Kale

Kale

Kale is actually a descendent of the wild cabbage, brought to Europe in 600 B.C. from Asia Minor by Celtic explorers. It was a common food in ancient Rome. English settlers brought it with them to the new world in the 17th century. In every nutrition-related food article the author mentions the importance of eating dark leafy vegetables because of the highly nutritious qualities. Well, they are speaking directly about Kale. Kale is the very definition of health food. It is low-calorie, high fiber and contains a concentrated amount of antioxidants, vitamins, and minerals that can lower your chance for chronic disease if eaten regularly.

 

Proven Benefits

  • Antioxidant
  • Cancer Prevention
  • Heart Healthy
  • High Fiber
  • Anti-Inflammatory
  • Detoxification
  • Vitamin K

  • Antioxidants– Kale has over 45 different flavonoids that scientists have discovered recently. The most pronounced is kaempferol and quercitin. They have been found to reduce oxidative stress, and equipping your body to defend against cancer. Another well documented group of antioxidants in kale are carotenoids. Lutein and beta-carotene are found in high concentrations and have been shown to raise the level of carotenoids in the blood stream. This is exciting because reducing oxidative stress in the blood reduces the risk of chronic obstructive pulmonary disease (COPD), cataracts, and atherosclerosis to name a few.

    Cancer Prevention– Kale has been proven to lower the risk of at least 5 kinds of cancer. Scientific research has verified the concentration of Isothiocyanates (ITCs) in kale that prevents cancer of the prostate, ovary, breast, bladder, and colon. And the list grows with new research. Kale has one of the highest concentrations of cancer fighting antioxidants of all researched vegetables.

    Heart Healthy– Kale has cholesterol lowering qualities that rival even pharmaceutical alternatives and without the harsh side effects. In fact, the heart healthy fiber in kale binds with bile acids that carry cholesterol out of the body and prevent fat from absorbing into the body. In short, it allows the body to expel cholesterol in a bowel movement, which lowers our total cholesterol level.

    High Fiber– The Western diet lacks significant fiber. Eating enough cruciferous vegetables is crucial to G.I. health. The body cannot function properly without adequate fiber and many complications can arise including colon cancer, obesity and type 2 diabetes. Don’t reach for fiber supplements and skip all the other benefits that kale brings. High fiber food is always the best way to reach your daily requirement of fiber.
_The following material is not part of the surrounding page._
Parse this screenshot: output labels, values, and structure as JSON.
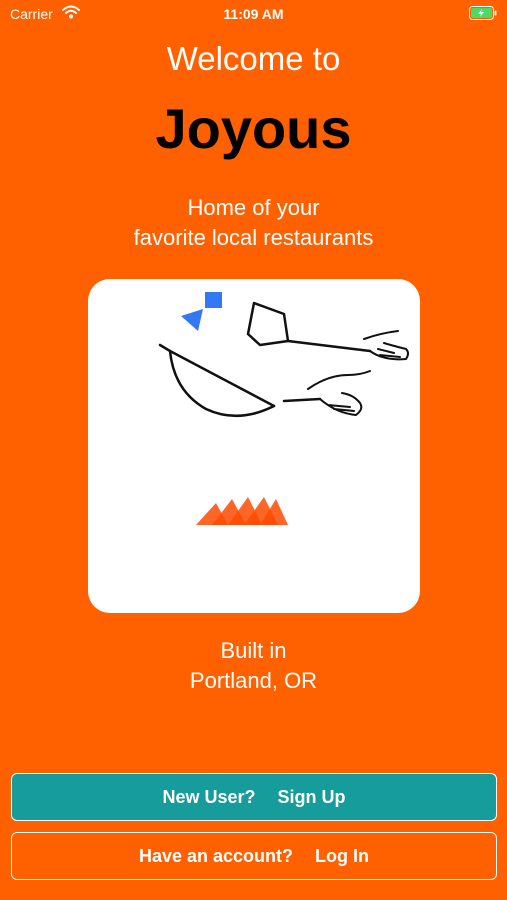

    Anti-Inflammatory– Kale is high in omega-3 fatty acids and vitamin K. Omega 3’s ((alpha-linolenic acid) are recognized in scientific research as a powerful anti-inflammatory. It only takes 100 calories of kale to reach 30% of your daily recommended omega-3 intake. Kale has the highest amount of vitamin K than any other vegetable tested. Vitamin K helps the body regulate the inflammatory process. No other food gives you a higher dose of anti-inflammatory nutrients.

    Detoxification– The isothiocyanates (ITCs) in kale support the body’s detoxification process on a cellular level. Toxins in the body are neutralized with the help of ITC’s. Kale also has a high concentration of sulfur, which also helps the body detoxify the gastrointestinal tract.

    Did You know?

    Kale

    Kale is healthy raw or cooked, but steaming it actually enhances the health related qualities. It’s recommended that you steam kale for 5 minutes to reach the ideal nutrient density.

    Smaller sized leaves tend to be more tender and have a milder flavor. It’s available all year around, but kale is in season mid-winter thru spring.